A dinosaur fighting a bear with lightening bolts peeling off and away from their clashing titan struggle. My goal in writing all this was to tell you that I am still terribly fascinated by dinosaurs right now, so that is what I want to paint.



Monday, August 29, 2011

" How are you?" Art in all Forms. His, Hers, Divines.


I am attempting to write my thoughts, but I fear that I have not written in so long that each sentence and and each thought is over drawn on what really needs to be said and expressed. Much like the greeting we give a long time absent acquaintance or social friend. Our voice is louder in saying their name, our smile held out wider in a pause to emphasis our emotion. We announce the question, “ How are you?” as though the received answer to this mystery could be the key to life and death itself. That is how I felt when I began to write again.

I have become a restaurant server. My only history in restaurants before was a dishwasher in a sushi restaurant and a line cook in a Italian kitchen. Serving is a different world. I am not writing this now so that you can feel isolated by me telling you that its a different world and so therefore you cannot understand me. I am writing to make you interested in it. It is my opinion that to watch and to see any person who is good at their job is a amazing view of love, tension, tolerance, art and drive. I have had the privilege over the years of being recognized as a artist. When serving I feel all the same pride, hurt, frustration, trapped emotion, and joyful pleasure that I do when creating. Still the art of serving can be done without the need of the art. For each art field, there is a audience field, I pray that you yourself are a artist to your pain, struggle, love and joy, but also that you are a audience member loving a art expression the same. Its our love of the art that keeps the arts as unconquerable goals.

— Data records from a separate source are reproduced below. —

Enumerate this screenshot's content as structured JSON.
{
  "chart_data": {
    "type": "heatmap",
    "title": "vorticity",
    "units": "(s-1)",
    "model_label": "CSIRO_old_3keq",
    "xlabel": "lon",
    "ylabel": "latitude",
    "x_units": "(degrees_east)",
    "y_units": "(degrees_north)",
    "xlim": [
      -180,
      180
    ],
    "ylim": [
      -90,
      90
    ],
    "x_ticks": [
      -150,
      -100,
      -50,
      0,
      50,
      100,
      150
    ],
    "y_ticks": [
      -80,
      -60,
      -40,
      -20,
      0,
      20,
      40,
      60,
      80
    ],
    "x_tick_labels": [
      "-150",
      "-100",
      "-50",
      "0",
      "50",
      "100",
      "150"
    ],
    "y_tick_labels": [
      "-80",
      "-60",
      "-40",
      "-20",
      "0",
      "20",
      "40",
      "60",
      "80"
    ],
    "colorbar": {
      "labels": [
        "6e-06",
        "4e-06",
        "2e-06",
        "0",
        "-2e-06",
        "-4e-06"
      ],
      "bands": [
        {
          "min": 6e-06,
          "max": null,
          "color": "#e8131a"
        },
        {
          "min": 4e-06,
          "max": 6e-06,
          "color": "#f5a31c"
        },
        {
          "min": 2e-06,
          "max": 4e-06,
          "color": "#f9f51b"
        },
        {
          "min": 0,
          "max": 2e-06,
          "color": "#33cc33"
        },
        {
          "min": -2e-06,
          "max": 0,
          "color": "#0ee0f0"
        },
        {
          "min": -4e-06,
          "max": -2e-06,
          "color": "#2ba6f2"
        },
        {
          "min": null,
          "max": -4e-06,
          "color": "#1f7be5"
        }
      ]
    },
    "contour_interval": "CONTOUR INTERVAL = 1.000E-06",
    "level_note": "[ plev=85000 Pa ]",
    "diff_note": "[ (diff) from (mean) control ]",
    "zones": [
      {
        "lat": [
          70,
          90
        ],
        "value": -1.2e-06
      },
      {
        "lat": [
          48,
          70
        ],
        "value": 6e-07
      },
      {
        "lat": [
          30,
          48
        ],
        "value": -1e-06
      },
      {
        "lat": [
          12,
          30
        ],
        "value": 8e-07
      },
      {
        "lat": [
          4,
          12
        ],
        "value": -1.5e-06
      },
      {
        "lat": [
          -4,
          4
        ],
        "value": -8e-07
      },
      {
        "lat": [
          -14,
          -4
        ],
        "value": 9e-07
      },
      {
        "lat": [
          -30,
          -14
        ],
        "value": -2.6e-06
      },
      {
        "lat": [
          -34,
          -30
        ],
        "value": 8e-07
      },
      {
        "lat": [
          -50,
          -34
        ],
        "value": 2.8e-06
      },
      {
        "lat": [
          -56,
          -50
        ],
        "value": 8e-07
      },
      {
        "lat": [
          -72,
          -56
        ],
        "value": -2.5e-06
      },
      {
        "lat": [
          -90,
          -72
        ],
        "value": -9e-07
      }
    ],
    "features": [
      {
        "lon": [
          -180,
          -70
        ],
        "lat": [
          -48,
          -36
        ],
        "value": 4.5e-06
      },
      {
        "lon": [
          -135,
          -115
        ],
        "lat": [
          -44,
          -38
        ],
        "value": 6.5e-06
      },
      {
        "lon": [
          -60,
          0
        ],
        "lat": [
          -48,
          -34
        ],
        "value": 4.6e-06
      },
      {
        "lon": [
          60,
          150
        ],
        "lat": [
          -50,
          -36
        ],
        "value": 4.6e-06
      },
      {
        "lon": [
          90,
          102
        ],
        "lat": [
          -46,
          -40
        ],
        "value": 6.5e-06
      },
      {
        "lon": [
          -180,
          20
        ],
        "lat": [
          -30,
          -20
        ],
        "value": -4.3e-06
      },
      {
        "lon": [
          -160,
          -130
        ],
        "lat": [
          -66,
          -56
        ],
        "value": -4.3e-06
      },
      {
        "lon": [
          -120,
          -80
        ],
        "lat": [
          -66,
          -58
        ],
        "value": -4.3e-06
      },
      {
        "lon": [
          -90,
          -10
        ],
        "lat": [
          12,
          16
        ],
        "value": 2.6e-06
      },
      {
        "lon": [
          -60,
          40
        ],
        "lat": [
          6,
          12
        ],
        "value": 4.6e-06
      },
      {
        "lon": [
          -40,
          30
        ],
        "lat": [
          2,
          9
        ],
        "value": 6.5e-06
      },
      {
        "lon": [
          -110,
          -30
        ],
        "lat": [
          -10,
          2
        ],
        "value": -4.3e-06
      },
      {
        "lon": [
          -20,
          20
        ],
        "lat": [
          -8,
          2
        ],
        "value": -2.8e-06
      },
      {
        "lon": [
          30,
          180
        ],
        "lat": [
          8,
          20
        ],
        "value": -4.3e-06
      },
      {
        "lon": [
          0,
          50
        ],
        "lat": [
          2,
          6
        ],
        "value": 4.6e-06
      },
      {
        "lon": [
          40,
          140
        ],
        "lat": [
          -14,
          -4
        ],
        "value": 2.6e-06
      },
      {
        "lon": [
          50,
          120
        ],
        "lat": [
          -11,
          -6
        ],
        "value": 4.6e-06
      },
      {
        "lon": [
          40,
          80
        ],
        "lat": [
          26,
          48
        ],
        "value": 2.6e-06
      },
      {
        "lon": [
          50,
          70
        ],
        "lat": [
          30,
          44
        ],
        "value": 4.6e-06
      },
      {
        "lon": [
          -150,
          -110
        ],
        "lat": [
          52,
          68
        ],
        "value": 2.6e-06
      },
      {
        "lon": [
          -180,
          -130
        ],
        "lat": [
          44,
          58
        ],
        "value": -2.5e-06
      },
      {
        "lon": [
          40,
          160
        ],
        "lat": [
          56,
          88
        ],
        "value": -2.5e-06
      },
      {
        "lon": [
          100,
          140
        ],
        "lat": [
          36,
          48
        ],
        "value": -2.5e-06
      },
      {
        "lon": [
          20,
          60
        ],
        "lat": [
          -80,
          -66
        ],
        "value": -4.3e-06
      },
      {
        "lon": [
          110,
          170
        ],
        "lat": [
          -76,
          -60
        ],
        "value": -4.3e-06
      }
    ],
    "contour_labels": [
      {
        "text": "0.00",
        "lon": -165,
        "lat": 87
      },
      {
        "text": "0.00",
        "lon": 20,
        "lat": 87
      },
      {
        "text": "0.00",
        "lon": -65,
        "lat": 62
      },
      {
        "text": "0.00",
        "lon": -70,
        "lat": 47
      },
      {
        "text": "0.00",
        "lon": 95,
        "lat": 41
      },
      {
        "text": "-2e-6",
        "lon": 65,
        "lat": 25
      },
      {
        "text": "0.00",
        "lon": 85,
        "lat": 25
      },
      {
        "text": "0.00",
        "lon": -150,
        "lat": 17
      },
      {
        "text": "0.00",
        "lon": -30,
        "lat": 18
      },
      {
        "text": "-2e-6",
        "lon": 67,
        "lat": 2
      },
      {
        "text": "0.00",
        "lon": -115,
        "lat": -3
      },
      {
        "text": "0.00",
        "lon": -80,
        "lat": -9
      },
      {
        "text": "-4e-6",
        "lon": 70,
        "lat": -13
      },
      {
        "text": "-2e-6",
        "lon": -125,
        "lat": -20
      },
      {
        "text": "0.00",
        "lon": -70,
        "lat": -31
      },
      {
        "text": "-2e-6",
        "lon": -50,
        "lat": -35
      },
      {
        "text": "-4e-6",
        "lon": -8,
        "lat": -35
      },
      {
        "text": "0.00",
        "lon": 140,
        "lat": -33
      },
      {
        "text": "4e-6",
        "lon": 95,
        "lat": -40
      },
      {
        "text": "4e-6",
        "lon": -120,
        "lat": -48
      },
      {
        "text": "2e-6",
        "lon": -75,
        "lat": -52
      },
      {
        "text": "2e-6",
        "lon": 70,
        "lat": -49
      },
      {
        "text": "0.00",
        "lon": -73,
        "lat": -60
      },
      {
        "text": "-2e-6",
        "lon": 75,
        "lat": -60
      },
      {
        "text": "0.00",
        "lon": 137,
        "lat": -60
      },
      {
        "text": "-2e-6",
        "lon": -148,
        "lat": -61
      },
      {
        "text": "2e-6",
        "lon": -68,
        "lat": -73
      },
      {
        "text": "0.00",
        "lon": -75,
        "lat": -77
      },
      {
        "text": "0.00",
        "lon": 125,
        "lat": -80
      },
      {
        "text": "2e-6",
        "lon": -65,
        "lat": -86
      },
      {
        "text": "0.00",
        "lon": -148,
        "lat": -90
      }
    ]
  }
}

I am twenty eight now. I never thought that I would be here. I never thought that it would still feel so young. I never thought that all my insecurity would still be here as well. It was kind words that once told me that our life issues never really go away. That being said I should think that this habit of life that I have formed for myself should become very boring. Still people express quite often that they have changed, the people who are saying this kind of thing are from every age of life. I must admit that I myself look back upon my previous life as a metamorphosis out of not knowing ones self, to knowing ones self. To this be said I am still quite confused how people can comfortably take spouses into their lives at young ages. I cannot so much as live comfortable with most of my memories of my former self, how can I live comfortably with a person who would also have such thoughts? To all this I must ask Heaven to guide me, because it is not my knowing of the establishment of Man and Woman together, but His.